I bought a domain, built a website, acquired all the equipment I'd need to record and edit the audio. I drew a crude logo for the podcast I wanted to make. A circle around the upper part of a ship's sails to represent the name I'd decided on, The Masthead Podcast. I figured I was prepared.
The first and only recorded episode of The Masthead was a disaster. I had no idea what to talk about, and I was trying too hard to sound like an NPR vet. One of my friends was playing Star Wars Battlefront on the same PC he was recording on, and we could hear every clack of WASD and click of his mouse as he tried to take down the Empire in a hail of blaster fire. The other friend forgot to hit record.

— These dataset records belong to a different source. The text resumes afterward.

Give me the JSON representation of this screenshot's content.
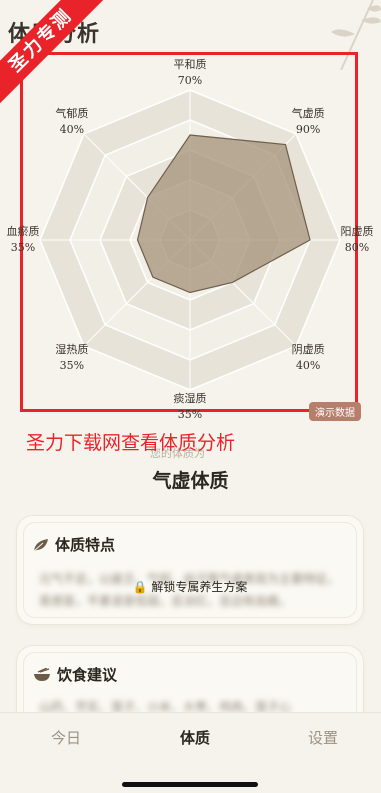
{
  "header": {
    "title": "体质分析",
    "ribbon": "圣力专测"
  },
  "radar": {
    "axes": [
      {
        "name": "平和质",
        "value": "70%"
      },
      {
        "name": "气虚质",
        "value": "90%"
      },
      {
        "name": "阳虚质",
        "value": "80%"
      },
      {
        "name": "阴虚质",
        "value": "40%"
      },
      {
        "name": "痰湿质",
        "value": "35%"
      },
      {
        "name": "湿热质",
        "value": "35%"
      },
      {
        "name": "血瘀质",
        "value": "35%"
      },
      {
        "name": "气郁质",
        "value": "40%"
      }
    ],
    "demo_badge": "演示数据"
  },
  "chart_data": {
    "type": "radar",
    "categories": [
      "平和质",
      "气虚质",
      "阳虚质",
      "阴虚质",
      "痰湿质",
      "湿热质",
      "血瘀质",
      "气郁质"
    ],
    "values": [
      70,
      90,
      80,
      40,
      35,
      35,
      35,
      40
    ],
    "ylim": [
      0,
      100
    ],
    "rings": 5,
    "fill_color": "#a4927a",
    "grid_colors": [
      "#f2efe7",
      "#e8e3d8"
    ]
  },
  "promo": {
    "text": "圣力下载网查看体质分析",
    "caption": "您的体质为"
  },
  "result": {
    "title": "气虚体质"
  },
  "cards": {
    "traits": {
      "title": "体质特点",
      "blurred": "元气不足，以疲乏、气短、自汗等气虚表现为主要特征，易感冒，平素语音低弱，舌淡红，舌边有齿痕。",
      "unlock": "解锁专属养生方案"
    },
    "diet": {
      "title": "饮食建议",
      "blurred": "山药、芡实、莲子、小米、大枣、鸡肉、莲子心"
    }
  },
  "tabs": [
    {
      "label": "今日"
    },
    {
      "label": "体质"
    },
    {
      "label": "设置"
    }
  ],
  "colors": {
    "accent_red": "#e8232a",
    "badge": "#b67e6b"
  }
}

I had tried too hard to engineer a situation in which a great podcast would happen. Just like I had worked too hard to engineer a great vlog to get the attention of the brothers Green. I tried to force a plot. If you're familiar with the instructive writings of Steven King, you'll know this was like trying to excavate a delicate fossil with a jackhammer. It all fell apart.
Almost a year later, I was in touch with a buddy of mine from high school. We got to talking about random bullshit. It was fun. We started a podcast. It's still fun. We call that podcast Every Other Wednesday both as a very literal description of our upload schedule — most of the time — and in honor of a mutual teacher of ours who we both loved studying under.
We're still recording. We're still having fun. I get to make stuff.
John Green is probably never going to know who I am; that's okay with me. I'm just happy that I'm not pretending to be someone else's work anymore.